All of these have their place but the changes in the employer expectations, structures of the professions and breakdown of the traditional career paths demand changes in the traditional, one-size-fits-all approach.
As such, there are five key factors why the standard approach isn't enough and must change:
1. Different student motivations: Students in higher education today are different from the students in large, traditional universities. They are often older, from ethnic minority backgrounds or in an international setting, have limited financial resources and social capital and have a limited or no understanding of professional work and life. Their engagement is often very transactional, and they are unwilling to spend extra time or effort on any additional courses and support even if these are offered for free. While universities design their curricula and service provisions around a model of undergraduate students looking for academic progression, the real student is very different, requiring differently designed and personalised intervention.
2. Skills obsolescence: Skills become obsolete faster, often within a few months. Technical skills, which were more directly related to employment prospects only a few years ago, become obsolete even faster. While the traditional approach has focused on ‘skills’, that skills are dynamic and context-specific is often forgotten.
3. Limitations of Professional Certifications: Many universities around the world are looking to plug the ‘employability gap’ by embedding professional or technical certifications. The experience shows that while the certifications enhance the role-fitness of someone who is ready for employment, they don’t enhance employability by themselves. Technical certifications suffer from what’s known as ‘Matthew effect’ – it helps the ready students but discourage others who are unable to put the extra time and effort to complete them.
4. Changing employer expectations: The entry-level recruitment has significantly slowed due to AI, tax changes in the UK and general economic environment, and the employers are now operating in a ‘buyers’ market’. The emphasis is shifting from narrow role-fit to versatility and professional readiness. Broad capabilities, such as readiness to learn, ability to influence others, to use technology productively, work in multicultural environments etc., factors, which used to be ‘nice to have’, now feature as ‘must have’ attributes.

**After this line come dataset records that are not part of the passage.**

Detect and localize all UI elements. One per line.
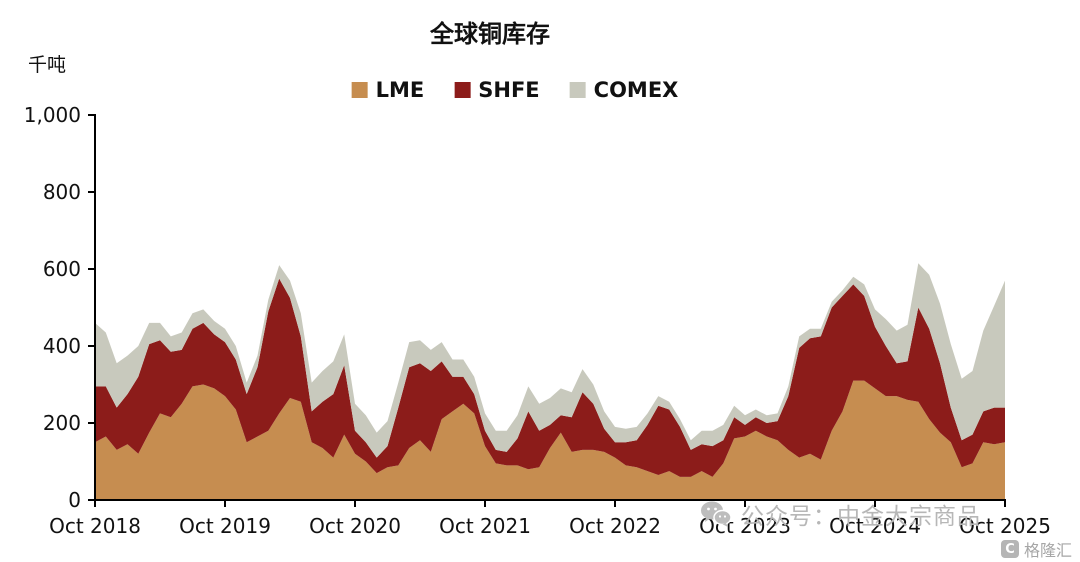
gelonghui-badge-icon: C — [1001, 540, 1019, 558]
x-tick-label: Oct 2022 — [569, 514, 661, 538]
lme-color-swatch — [351, 82, 368, 98]
y-tick-label: 400 — [43, 334, 81, 358]
y-tick-label: 0 — [68, 488, 81, 512]
y-tick-label: 200 — [43, 411, 81, 435]
x-tick-label: Oct 2018 — [49, 514, 141, 538]
y-axis-unit-label: 千吨 — [28, 54, 67, 76]
x-tick-label: Oct 2020 — [309, 514, 401, 538]
y-tick-label: 800 — [43, 180, 81, 204]
x-tick-label: Oct 2024 — [829, 514, 921, 538]
legend-label-shfe: SHFE — [478, 78, 540, 102]
legend-item-shfe: SHFE — [454, 78, 540, 102]
area-lme — [95, 380, 1005, 500]
legend-item-lme: LME — [351, 78, 425, 102]
x-tick-label: Oct 2019 — [179, 514, 271, 538]
gelonghui-logo-text: 格隆汇 — [1024, 541, 1073, 560]
legend-label-comex: COMEX — [593, 78, 679, 102]
legend-item-comex: COMEX — [569, 78, 679, 102]
x-tick-label: Oct 2023 — [699, 514, 791, 538]
comex-color-swatch — [569, 82, 586, 98]
area-comex — [95, 263, 1005, 458]
legend-label-lme: LME — [375, 78, 425, 102]
chart-legend: LME SHFE COMEX — [351, 78, 679, 102]
shfe-color-swatch — [454, 82, 471, 98]
y-tick-label: 600 — [43, 257, 81, 281]
chart-title: 全球铜库存 — [430, 20, 550, 48]
x-tick-label: Oct 2025 — [959, 514, 1051, 538]
gelonghui-logo: C 格隆汇 — [1001, 537, 1072, 561]
area-shfe — [95, 278, 1005, 477]
x-tick-label: Oct 2021 — [439, 514, 531, 538]
y-tick-label: 1,000 — [24, 103, 81, 127]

5. Changing nature of work: While internships and other forms of work immersion remain popular in the traditional approach, the workplaces are more dynamic and entrepreneurial than they used to be. The candidates are expected to balance between structures and processes (learning the employer's language) and yet find new opportunities and build collaborative endeavours across teams and functions (to be the change agent, bring fresh pair of eyes). This is not easily achieved through traditional internship or apprenticeship model, which emphasises process compliance over innovation, time spent over products built and individual achievement over collective performance.